50,000 activists, including leftists from Prime Minister Romano Prodi’s coalition, took to a Roman piazza and rallied in support for a bill that would offer greater legal protection to unmarried couples.
Some demonstrators wore bishop’s mitres with slogans that attacked the Vatican.
Catholics in Prodi’s coalition government as well as opposition parties have promised to shoot down the bill.
They have drawn attention to an article in the constitution that recognises the family rights of “natural” unions “based on marriage.” They argue that the article only accommodates heterosexual unions.
In response to the rally, Catholic groups launched the “Committee for the Family.”
Olimpia Tarzia, the organisation’s president, accused the left of trying to “attack the family as an institution” and put gay unions on a par with marriage, according to Reuters
The Vatican has taken a similar stance.
In February Pope Benedict XVI said in a Vatican speech that the family “shows signs of ceding to lobbies capable of negatively eroding the legislative process.
“Divorce and free unions are on the rise, meanwhile adultery is viewed with an unjustifiable tolerance,” he added.
Pierferdinando Casini, an opposition member of the Christian Democrats’ Union, pointed to contradictions within the coalition and said that the “government has lost its way”.
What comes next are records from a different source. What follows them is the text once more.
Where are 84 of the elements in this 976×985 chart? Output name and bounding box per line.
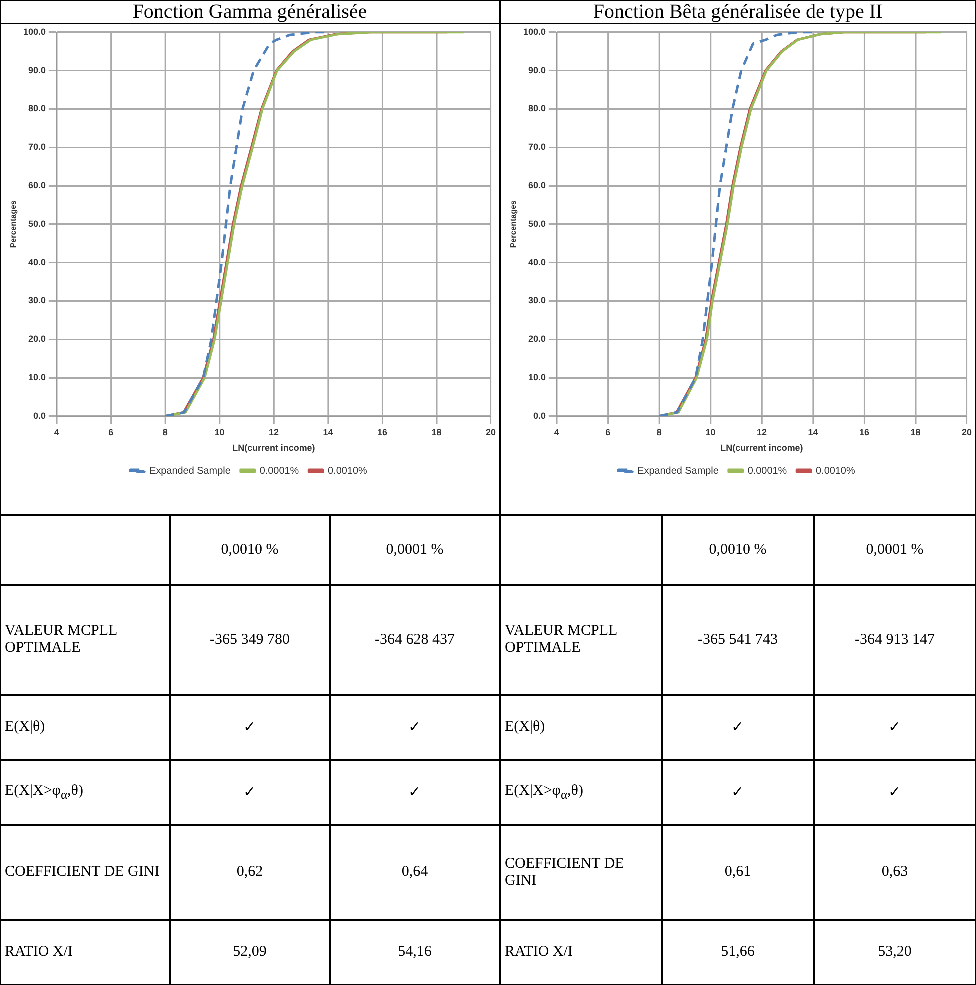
text: ✓ [408, 784, 422, 802]
x-tick-label: 20 [486, 427, 496, 438]
x-tick-label: 6 [108, 427, 114, 438]
x-tick-label: 14 [323, 427, 334, 438]
text: -364 913 147 [855, 632, 935, 648]
text: 0,63 [882, 864, 908, 881]
text: VALEUR MCPLL OPTIMALE [5, 623, 118, 657]
text: 51,66 [721, 944, 755, 961]
text: RATIO X/I [505, 944, 573, 961]
text: 0,0010 % [221, 542, 279, 558]
chart-title: Fonction Bêta généralisée de type II [500, 0, 976, 24]
text: VALEUR MCPLL OPTIMALE [505, 623, 618, 657]
x-tick-label: 10 [214, 427, 225, 438]
y-tick-label: 100.0 [524, 26, 546, 37]
text: 0,0010 % [709, 542, 767, 558]
legend-label: 0.0010% [328, 466, 368, 477]
text: -365 349 780 [210, 632, 290, 648]
text: 0,64 [402, 864, 428, 881]
chart-title: Fonction Gamma généralisée [0, 0, 500, 24]
text: 0,0001 % [866, 542, 924, 558]
x-tick-label: 8 [162, 427, 168, 438]
y-tick-label: 90.0 [528, 65, 546, 76]
y-tick-label: 30.0 [28, 296, 46, 306]
x-tick-label: 18 [910, 427, 921, 438]
x-tick-label: 10 [706, 427, 716, 438]
x-tick-label: 4 [554, 427, 560, 438]
x-tick-label: 8 [656, 427, 662, 438]
y-tick-label: 70.0 [28, 142, 46, 152]
y-tick-label: 20.0 [28, 334, 46, 344]
y-tick-label: 100.0 [24, 26, 46, 37]
x-tick-label: 18 [432, 427, 442, 438]
text: ✓ [408, 719, 422, 737]
text: RATIO X/I [5, 944, 73, 961]
y-tick-label: 0.0 [533, 410, 546, 421]
x-tick-label: 16 [378, 427, 388, 438]
text: 0,0001 % [386, 542, 444, 558]
text: COEFFICIENT DE GINI [5, 864, 160, 881]
legend-label: Expanded Sample [638, 466, 720, 477]
x-axis-title: LN(current income) [232, 443, 316, 454]
text: E(X|X>φ$_{α}$,θ) [5, 782, 84, 802]
x-tick-label: 16 [860, 427, 870, 438]
y-tick-label: 0.0 [34, 410, 46, 421]
y-tick-label: 80.0 [28, 104, 46, 114]
text: COEFFICIENT DE GINI [505, 856, 626, 890]
y-tick-label: 60.0 [28, 180, 46, 190]
text: 0,61 [724, 864, 752, 881]
text: ✓ [732, 719, 744, 737]
y-tick-label: 70.0 [528, 142, 546, 152]
text: ✓ [732, 784, 744, 802]
text: E(X|X>φ$_{α}$,θ) [505, 782, 584, 802]
y-tick-label: 60.0 [528, 180, 546, 190]
y-tick-label: 30.0 [528, 296, 546, 306]
x-tick-label: 12 [268, 427, 279, 438]
text: -365 541 743 [698, 632, 778, 648]
legend-label: Expanded Sample [150, 466, 232, 477]
x-tick-label: 20 [962, 427, 972, 438]
y-tick-label: 50.0 [528, 218, 546, 229]
y-tick-label: 40.0 [528, 257, 546, 268]
x-axis-title: LN(current income) [720, 443, 804, 454]
y-tick-label: 50.0 [28, 218, 46, 229]
text: 53,20 [878, 944, 912, 961]
text: 0,62 [236, 864, 264, 881]
text: ✓ [244, 784, 256, 802]
text: -364 628 437 [375, 632, 455, 648]
text: E(X|θ) [505, 719, 546, 736]
x-tick-label: 12 [756, 427, 767, 438]
y-tick-label: 10.0 [28, 372, 46, 382]
legend-label: 0.0001% [748, 466, 788, 477]
x-tick-label: 14 [808, 427, 818, 438]
text: 54,16 [398, 944, 432, 961]
y-tick-label: 20.0 [528, 334, 546, 344]
legend-label: 0.0010% [816, 466, 856, 477]
text: E(X|θ) [5, 719, 46, 736]
text: ✓ [888, 719, 902, 737]
y-tick-label: 40.0 [28, 257, 46, 268]
text: ✓ [888, 784, 902, 802]
y-tick-label: 10.0 [528, 372, 546, 382]
y-tick-label: 90.0 [28, 65, 46, 76]
x-tick-label: 4 [54, 427, 60, 438]
text: 52,09 [233, 944, 267, 961]
legend-label: 0.0001% [260, 466, 300, 477]
y-tick-label: 80.0 [528, 104, 546, 114]
x-tick-label: 6 [606, 427, 611, 438]
text: ✓ [244, 719, 256, 737]
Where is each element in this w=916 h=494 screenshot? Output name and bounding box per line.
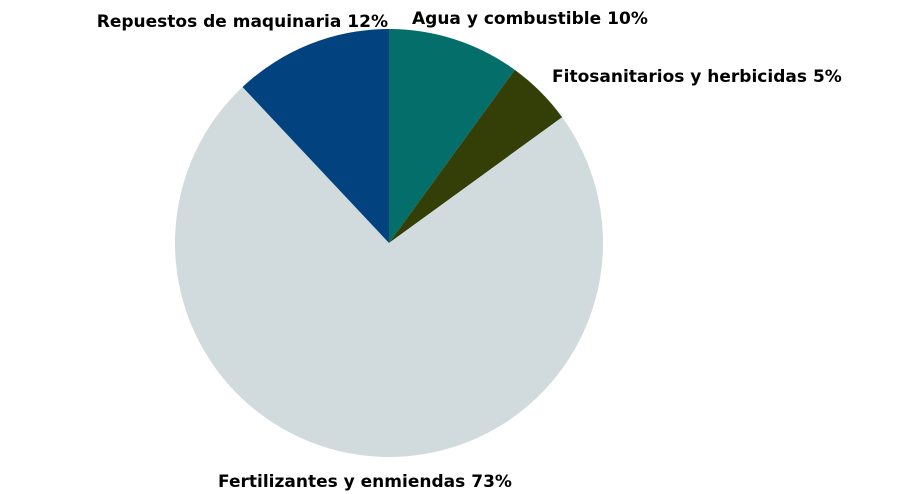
pie-slice — [174, 87, 603, 457]
data-label: Repuestos de maquinaria 12% — [97, 12, 388, 32]
category-name: Repuestos de maquinaria — [97, 12, 342, 32]
category-name: Fitosanitarios y herbicidas — [552, 67, 807, 87]
pie-slice — [389, 69, 563, 243]
data-label: Fertilizantes y enmiendas 73% — [218, 472, 512, 492]
category-name: Agua y combustible — [412, 9, 601, 29]
value-label: 73% — [471, 472, 512, 492]
pie-slice — [242, 29, 389, 243]
category-name: Fertilizantes y enmiendas — [218, 472, 465, 492]
data-label: Fitosanitarios y herbicidas 5% — [552, 67, 842, 87]
data-label: Agua y combustible 10% — [412, 9, 648, 29]
value-label: 5% — [813, 67, 842, 87]
value-label: 10% — [607, 9, 648, 29]
value-label: 12% — [347, 12, 388, 32]
pie-slice — [389, 29, 515, 243]
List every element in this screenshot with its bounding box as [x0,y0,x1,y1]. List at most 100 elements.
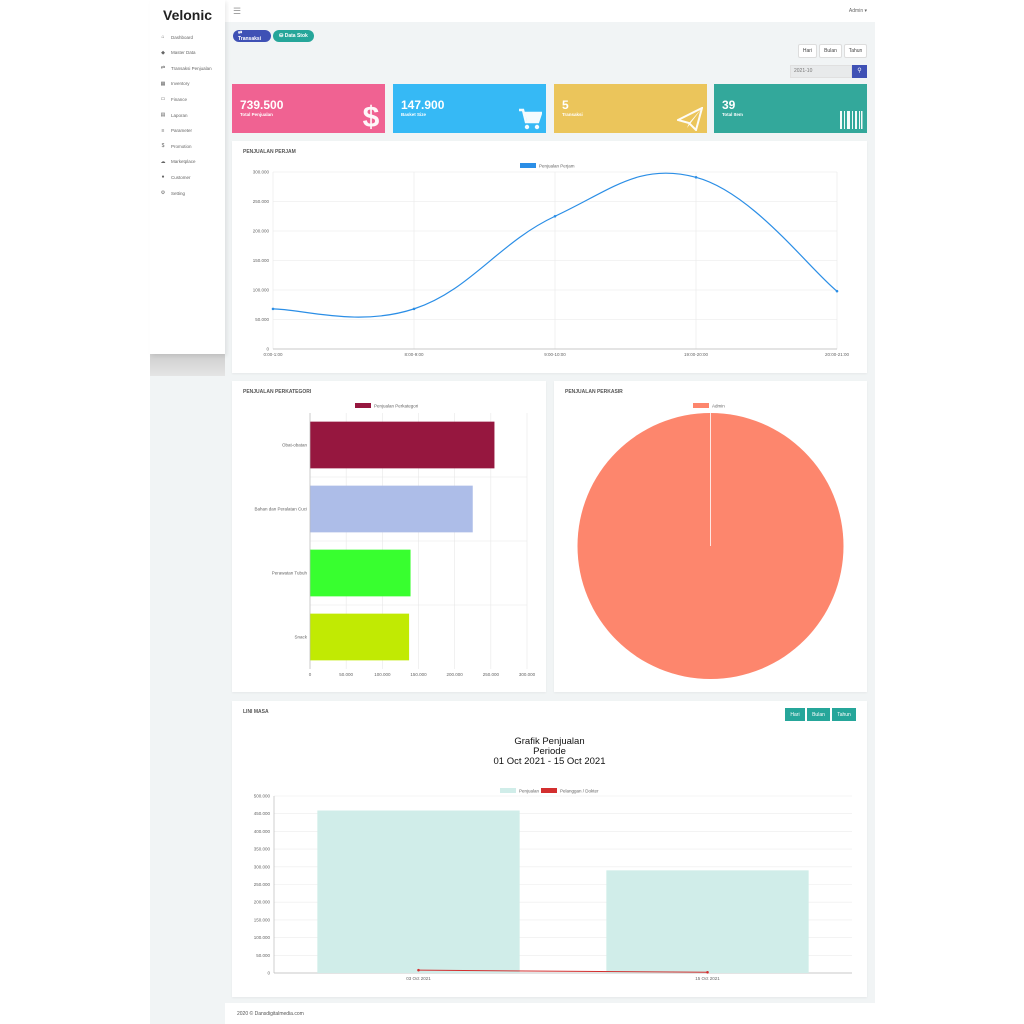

But some gay rights groups have argued that the bill is not radical enough. Franco Grillini, a leader of the gay rights group Arcigay, pointed to legislation in other European countries.
“None of these countries has seen the apocalyptic forecasts about the fate of the traditional family come true,” he told Reuters.
“On the contrary, Denmark, the first country to introduce gay marriage, has a
higher birth rate than Italy,” he added.
The bill grew out of Prime Minister Roman Prodi’s 2006 election campaign and is currently being scrutinized by a parliamentary committee.
Vladimir Luxuria, a transgender leftist deputy and Prodi supporter told Reuters:
“We won the election by promising to do something for over a million Italians who are not linked by religious marriage but want their rights recognised.”
But he warned that because of Prodi’s tiny majority in the Senate, supporters of the bill had “to be sensitive and open up the debate to the centre-right opposition.”
Under the proposed legislation unmarried couples of any sexual orientation would be able to formally register with their local authority and receive legal rights in areas such as property, inheritance and employment.